As I journey my way here at Brooks School, I am frequently reminded of what I most loved about my last school: my students. The were by far the joy of my teaching/coaching life at Houston Christian. And though I will develop the same relationships here at Brooks, I am always happy to know that they gained a great deal from me. Below is an essay a student wrote about here experience in my courses. Thank you Courtney Smith.
Hey Mr. Carson! We’re learning about banking vs. liberated education and had to respond to a forum that assigned – ” Write two paragraphs about a memorable learning experience (good or bad) and analyze whether it represented banking education, liberated education, or a mixture.” I wrote about your class and just thought I’d share it with you! Your new students don’t know how lucky they are!! Miss ya!
Only knowing what it was like to attend a private school, it was a complete normality to have classes taught with a combination of banking and liberated education.
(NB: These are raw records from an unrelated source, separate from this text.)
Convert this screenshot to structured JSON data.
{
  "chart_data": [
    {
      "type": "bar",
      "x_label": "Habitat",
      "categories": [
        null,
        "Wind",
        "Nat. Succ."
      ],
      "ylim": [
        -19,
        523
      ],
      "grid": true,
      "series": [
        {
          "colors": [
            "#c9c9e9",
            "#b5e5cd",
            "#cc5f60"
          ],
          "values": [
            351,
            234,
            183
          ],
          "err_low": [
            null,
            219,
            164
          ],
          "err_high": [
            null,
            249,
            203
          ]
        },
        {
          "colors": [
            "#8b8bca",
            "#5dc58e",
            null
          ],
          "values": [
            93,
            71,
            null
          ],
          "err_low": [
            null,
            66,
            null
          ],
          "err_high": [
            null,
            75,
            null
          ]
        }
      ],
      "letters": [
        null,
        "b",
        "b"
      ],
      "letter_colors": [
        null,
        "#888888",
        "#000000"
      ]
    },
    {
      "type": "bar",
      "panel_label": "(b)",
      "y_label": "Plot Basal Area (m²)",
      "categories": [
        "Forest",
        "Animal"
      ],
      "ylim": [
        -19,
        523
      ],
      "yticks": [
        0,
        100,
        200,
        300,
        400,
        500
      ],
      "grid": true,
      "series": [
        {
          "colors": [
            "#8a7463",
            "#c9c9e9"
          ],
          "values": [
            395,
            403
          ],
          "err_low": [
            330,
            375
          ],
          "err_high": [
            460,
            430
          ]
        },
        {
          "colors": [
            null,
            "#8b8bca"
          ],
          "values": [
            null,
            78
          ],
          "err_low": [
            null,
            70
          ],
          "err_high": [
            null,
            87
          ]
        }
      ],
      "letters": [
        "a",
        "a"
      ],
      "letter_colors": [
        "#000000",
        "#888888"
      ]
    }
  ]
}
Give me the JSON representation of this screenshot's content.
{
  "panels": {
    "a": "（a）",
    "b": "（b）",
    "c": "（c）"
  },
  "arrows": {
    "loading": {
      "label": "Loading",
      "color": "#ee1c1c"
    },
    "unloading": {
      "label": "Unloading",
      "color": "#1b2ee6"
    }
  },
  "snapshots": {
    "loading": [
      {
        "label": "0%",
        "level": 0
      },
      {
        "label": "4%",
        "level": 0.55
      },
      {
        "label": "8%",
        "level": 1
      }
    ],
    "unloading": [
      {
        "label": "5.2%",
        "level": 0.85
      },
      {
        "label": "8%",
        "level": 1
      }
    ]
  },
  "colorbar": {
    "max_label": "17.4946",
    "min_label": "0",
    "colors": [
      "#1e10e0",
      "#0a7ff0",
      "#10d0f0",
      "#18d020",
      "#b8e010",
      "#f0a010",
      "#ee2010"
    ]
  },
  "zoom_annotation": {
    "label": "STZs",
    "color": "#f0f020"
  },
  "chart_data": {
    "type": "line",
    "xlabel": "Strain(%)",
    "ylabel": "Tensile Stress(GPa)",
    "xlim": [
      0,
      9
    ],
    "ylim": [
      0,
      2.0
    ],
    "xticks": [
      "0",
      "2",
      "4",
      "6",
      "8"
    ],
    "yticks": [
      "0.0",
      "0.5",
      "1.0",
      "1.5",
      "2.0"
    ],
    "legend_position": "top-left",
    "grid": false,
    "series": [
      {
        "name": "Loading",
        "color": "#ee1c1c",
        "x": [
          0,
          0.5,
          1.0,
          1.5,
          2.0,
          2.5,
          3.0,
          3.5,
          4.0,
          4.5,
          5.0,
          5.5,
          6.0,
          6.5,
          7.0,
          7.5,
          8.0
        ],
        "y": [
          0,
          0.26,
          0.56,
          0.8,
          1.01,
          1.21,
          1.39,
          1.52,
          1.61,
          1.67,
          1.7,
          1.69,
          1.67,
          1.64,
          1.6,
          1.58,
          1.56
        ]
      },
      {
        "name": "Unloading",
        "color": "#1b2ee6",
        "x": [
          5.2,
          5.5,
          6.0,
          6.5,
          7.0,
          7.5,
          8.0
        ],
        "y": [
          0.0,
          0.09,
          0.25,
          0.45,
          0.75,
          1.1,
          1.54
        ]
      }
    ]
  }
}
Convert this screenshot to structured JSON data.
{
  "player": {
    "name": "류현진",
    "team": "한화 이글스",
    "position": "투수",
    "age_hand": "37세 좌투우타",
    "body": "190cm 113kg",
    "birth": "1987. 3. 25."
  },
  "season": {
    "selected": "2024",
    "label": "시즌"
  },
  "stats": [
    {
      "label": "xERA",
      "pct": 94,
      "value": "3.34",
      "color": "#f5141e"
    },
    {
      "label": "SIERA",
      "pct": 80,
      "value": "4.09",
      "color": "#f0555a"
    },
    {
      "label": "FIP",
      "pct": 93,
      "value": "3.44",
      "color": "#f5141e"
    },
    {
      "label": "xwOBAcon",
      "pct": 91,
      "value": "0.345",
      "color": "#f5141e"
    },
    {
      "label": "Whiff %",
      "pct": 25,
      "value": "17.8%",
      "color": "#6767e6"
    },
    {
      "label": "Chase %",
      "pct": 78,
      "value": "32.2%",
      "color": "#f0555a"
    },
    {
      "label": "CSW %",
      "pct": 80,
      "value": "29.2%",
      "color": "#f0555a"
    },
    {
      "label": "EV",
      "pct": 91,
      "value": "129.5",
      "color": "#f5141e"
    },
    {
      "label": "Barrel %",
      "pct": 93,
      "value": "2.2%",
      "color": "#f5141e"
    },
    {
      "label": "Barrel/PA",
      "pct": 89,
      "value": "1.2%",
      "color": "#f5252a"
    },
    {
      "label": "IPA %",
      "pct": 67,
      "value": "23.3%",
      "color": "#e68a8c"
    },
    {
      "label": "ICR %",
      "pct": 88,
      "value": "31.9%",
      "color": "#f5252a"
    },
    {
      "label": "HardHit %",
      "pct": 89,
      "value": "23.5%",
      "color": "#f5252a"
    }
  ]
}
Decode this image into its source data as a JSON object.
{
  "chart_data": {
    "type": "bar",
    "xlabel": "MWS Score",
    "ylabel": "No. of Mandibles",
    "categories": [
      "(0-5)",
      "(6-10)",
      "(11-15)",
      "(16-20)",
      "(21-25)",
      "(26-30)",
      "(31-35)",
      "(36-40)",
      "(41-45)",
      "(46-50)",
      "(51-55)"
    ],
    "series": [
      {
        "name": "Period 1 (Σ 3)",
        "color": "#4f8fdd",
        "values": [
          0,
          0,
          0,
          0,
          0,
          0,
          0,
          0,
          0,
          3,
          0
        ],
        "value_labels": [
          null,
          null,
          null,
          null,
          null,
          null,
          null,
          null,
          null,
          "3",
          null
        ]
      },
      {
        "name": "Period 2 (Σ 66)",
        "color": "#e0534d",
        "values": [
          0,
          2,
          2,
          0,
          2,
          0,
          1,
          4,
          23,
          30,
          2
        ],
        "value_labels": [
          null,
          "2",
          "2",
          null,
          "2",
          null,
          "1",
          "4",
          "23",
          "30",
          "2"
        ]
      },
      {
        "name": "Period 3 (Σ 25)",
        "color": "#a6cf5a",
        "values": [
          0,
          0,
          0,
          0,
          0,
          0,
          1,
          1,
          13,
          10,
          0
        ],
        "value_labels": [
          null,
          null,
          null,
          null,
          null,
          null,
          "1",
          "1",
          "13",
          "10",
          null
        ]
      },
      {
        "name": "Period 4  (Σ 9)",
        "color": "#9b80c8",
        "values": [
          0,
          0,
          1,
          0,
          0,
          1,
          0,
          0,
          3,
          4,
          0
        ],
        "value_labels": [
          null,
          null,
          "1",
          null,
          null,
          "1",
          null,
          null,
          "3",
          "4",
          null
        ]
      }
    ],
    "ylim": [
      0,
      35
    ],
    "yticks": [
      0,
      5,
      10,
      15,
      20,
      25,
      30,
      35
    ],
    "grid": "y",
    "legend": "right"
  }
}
However, I had no idea what to expect walking into my AP US History class my junior year. Freshman and Sophomore year my classes typically had Socratic seminars once a week, but they were planned and the facilitator knew ahead of time. My teacher, Mr. Carson was about to change my view on how I enjoyed classes the best. A typical day looked like us coming into class and him handing us note cards with a number on them, the tables were shaped in a square and we sat in the corresponding seat to our number. Eventually we were phased out of the note cards, as we soon enjoyed switching seats and sitting by new people every class. Carson would sit down with us at the table, pass around an attendance sheet (here he would track our participation), and would start off the conversation. We all had reading the class before and we would discuss it, analyze it, and learn how to truly grasp the ideas.
History was always an interest of mine, but Carson turned it into an experience, something to be involved in, and made the students passionate about learning more. His passion about history fed into ours and he inspired us to love it. Class discussions where we led the conversation (and often resulted in debates) helped us learn other classmate’s views and expand our own understanding. I think Carson got something that other teachers in my school didn’t. He could have lectured us and had us memorize the material, make good test grades, and be semi-interested in class. Instead he saw the value of discussion, which helped us truly understand and remember the material (that we would need to keep in our heads for our AP test in the spring, not just the test in a week). My favorite thing of all though is that he didn’t show off his knowledge. He is one of the writers of the national AP European exam, yet he allowed us to take the reigns of the class. He didn’t correct us immediately, but let us find the answers, and when necessary would chime in. He would sit with us, which made us feel completely comfortable to talk about anything because it was like he was one of us. Carson would also let us go on tangents and discuss completely random things, and he enjoyed it. My two years with Mr. Carson inspired me to learn more. I think it’s fairly obvious that he displayed the Harkness Method and in turn, liberated education. Freire said that, “[those truly committed to liberation] must abandon the educational goal of deposit-making and replace it with the posing of the problems of human beings in their relations with the world.” I believe that in some subjects banking education is the most beneficial, however in many classes I think it’s important to have liberated education. The world is not looking for more memorizers.
Personally, I believe that if I graduated college, only having memorized my entire way through, a future job is not going to look that spectacular for me. What businesses need today are problem solvers who can think on their own and remember what is essential, not adults who memorize their way through everything and forget it several weeks later. I personally believe, and I think my history teacher did as well, that liberated education prepares a student for the real world, helps inspire passion for learning more, and allows us to analyze and think about other situations and viewpoints.